3.     Internal Reporting – since the beginning of time leaders have developed ways to manage risks and preserve value. They have purchased insurance, taken only sure bets, or they have hired internal auditors to watch what is happening outside the normal chain of command. Today this internal monitoring of risk is defined by The three lines model. Management is the first line, responsible for value creation. The second line (internal value preservation) is composed of functions with risk mitigating duties; the Compliance department, information security, business continuity, insurable risk management, quality, facility safety, etc. The third line is internal audit, with a direct role in providing independent information to the Audit Committee of the Board to enable its risk oversight duties. A couple significant evolutions have happened related to this set up. They are noted below:

·        Enterprise Risk Management – In the early 2000’s with the failure of Enron in the United States increasing pressure fell on Boards. Meeting simply fiduciary duties was no longer enough, Boards needed to understand the risks within the organizations – risks taken and exposures. The idea of Enterprise Risk Management is the creation of Transparency around value creation and preservation across the three lines. Two primary models guide this effort. COSO ERM in the United States and ISO 31000 Risk Management in the EU.

·        Integrated Risk Management or GRC – About the same time that ERM was envisioned the same goals were tackled from an application perspective. How, for example does all that is being done in the second line, get made known to the first line as they make decisions needing better information? The GRC theory driven by the Open Compliance and Ethics Group framework (OCEG.org) spawned a GRC application development craze in the 2010’s, creating a market with sells in the 20 billion per year. However, since the applications largely preceded the innovation in sharing risk data across functions, they were largely unsuccessful at their border goals. This has led to a renewal of the need for integration of risk information for management under the name “Integrated Risk Management”.
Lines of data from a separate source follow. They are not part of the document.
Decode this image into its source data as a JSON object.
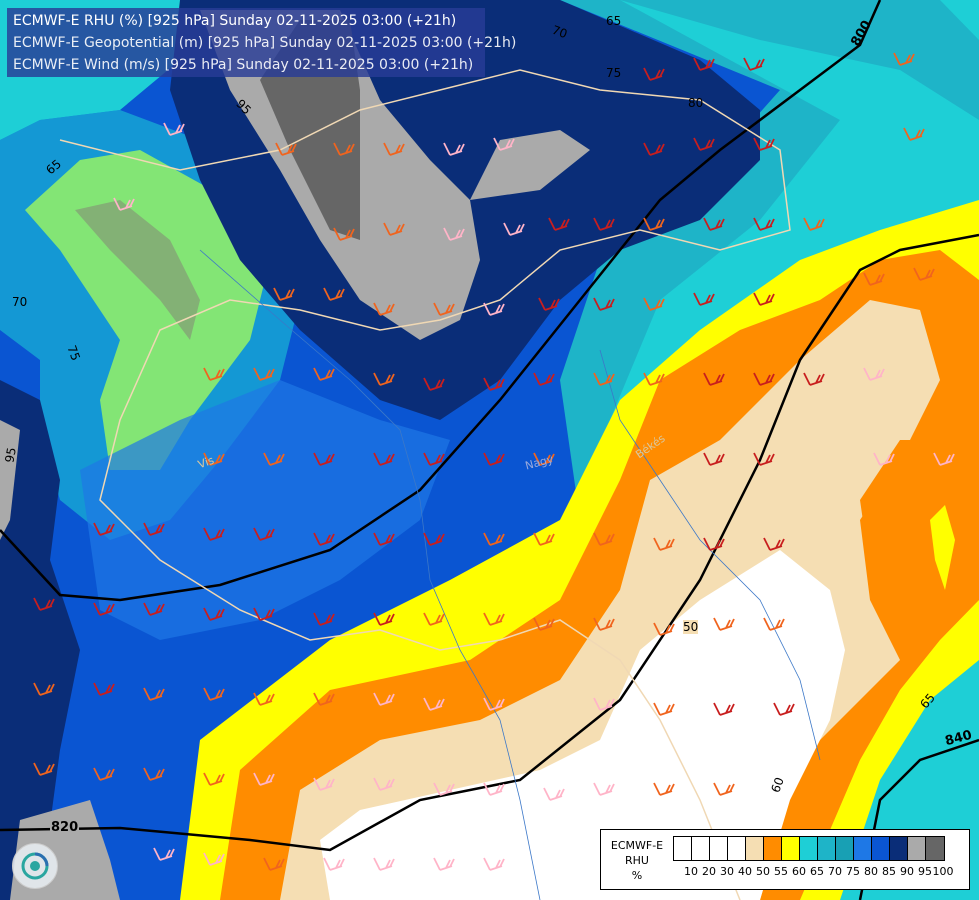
{
  "title_lines": [
    "ECMWF-E RHU (%) [925 hPa] Sunday 02-11-2025 03:00 (+21h)",
    "ECMWF-E Geopotential (m) [925 hPa] Sunday 02-11-2025 03:00 (+21h)",
    "ECMWF-E Wind (m/s) [925 hPa] Sunday 02-11-2025 03:00 (+21h)"
  ],
  "legend": {
    "title_lines": [
      "ECMWF-E",
      "RHU",
      "%"
    ],
    "tick_labels": [
      "10",
      "20",
      "30",
      "40",
      "50",
      "55",
      "60",
      "65",
      "70",
      "75",
      "80",
      "85",
      "90",
      "95",
      "100"
    ],
    "colors": [
      "#ffffff",
      "#ffffff",
      "#ffffff",
      "#ffffff",
      "#f5deb3",
      "#ff8c00",
      "#ffff00",
      "#1ecfd6",
      "#1eb4c8",
      "#18a0b4",
      "#1e78e6",
      "#0a55d2",
      "#0a2d78",
      "#aaaaaa",
      "#666666"
    ]
  },
  "geopotential_contours": [
    {
      "label": "800"
    },
    {
      "label": "820"
    },
    {
      "label": "840"
    }
  ],
  "rhu_contour_labels": [
    "65",
    "70",
    "75",
    "80",
    "95",
    "65",
    "70",
    "75",
    "95",
    "50",
    "60",
    "65"
  ],
  "place_labels": [
    "Békés",
    "Nagy",
    "Vis"
  ],
  "map_colors": {
    "orange": "#ff8c00",
    "yellow": "#ffff00",
    "cyan_light": "#1ecfd6",
    "cyan_mid": "#1eb4c8",
    "blue": "#1e78e6",
    "blue_dark": "#0a55d2",
    "navy": "#0a2d78",
    "gray": "#aaaaaa",
    "gray_dark": "#666666",
    "wheat": "#f5deb3",
    "white": "#ffffff",
    "wind_barb_red": "#c81e1e",
    "wind_barb_orange": "#f0641e",
    "wind_barb_pink": "#ffb4c8"
  }
}
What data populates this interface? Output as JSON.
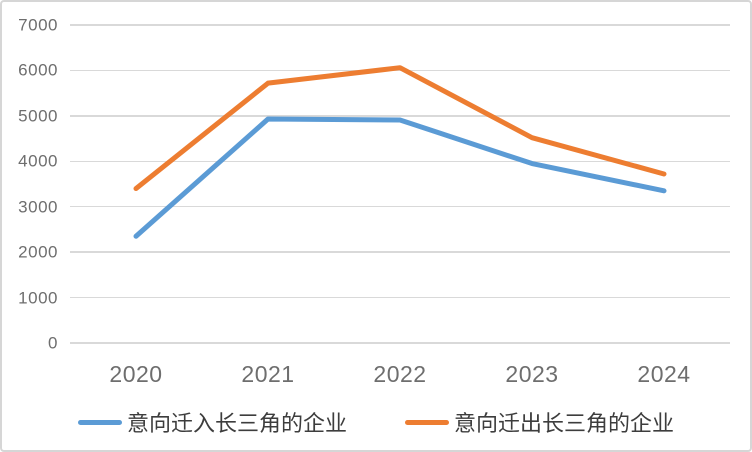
{
  "chart_data": {
    "type": "line",
    "x": [
      "2020",
      "2021",
      "2022",
      "2023",
      "2024"
    ],
    "series": [
      {
        "name": "意向迁入长三角的企业",
        "color": "#5B9BD5",
        "values": [
          2350,
          4930,
          4910,
          3950,
          3350
        ]
      },
      {
        "name": "意向迁出长三角的企业",
        "color": "#ED7D31",
        "values": [
          3400,
          5720,
          6060,
          4520,
          3720
        ]
      }
    ],
    "title": "",
    "xlabel": "",
    "ylabel": "",
    "ylim": [
      0,
      7000
    ],
    "ytick_step": 1000,
    "ytick_labels": [
      "0",
      "1000",
      "2000",
      "3000",
      "4000",
      "5000",
      "6000",
      "7000"
    ],
    "grid": true,
    "gridline_color": "#d9d9d9",
    "axis_label_color": "#6e6e6e",
    "legend_position": "bottom",
    "legend_text_color": "#3d3d3d"
  }
}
Conclusion – Bureaucracy is Misapplied Internal Control

In summary, the existing bureaucracy today is illustrating two needs: 1. To realign internal and public reporting around value creation and value preservation to promote better decisions, and 2. To recognize that various shareholders and stakeholders will have different values that will need to be carefully considered by internal control experts so that they do not result in prescriptive and redundant controls leading to bureaucracy.

The future is available, including the bright future than maximizes human innovation and skill illustrated in Humanocracy. However, it requires setting new internal and public standards around value creation and value preservation. The better we get at internal control the more enabling of value will happen and the easier it will be to avoid bureaucracy.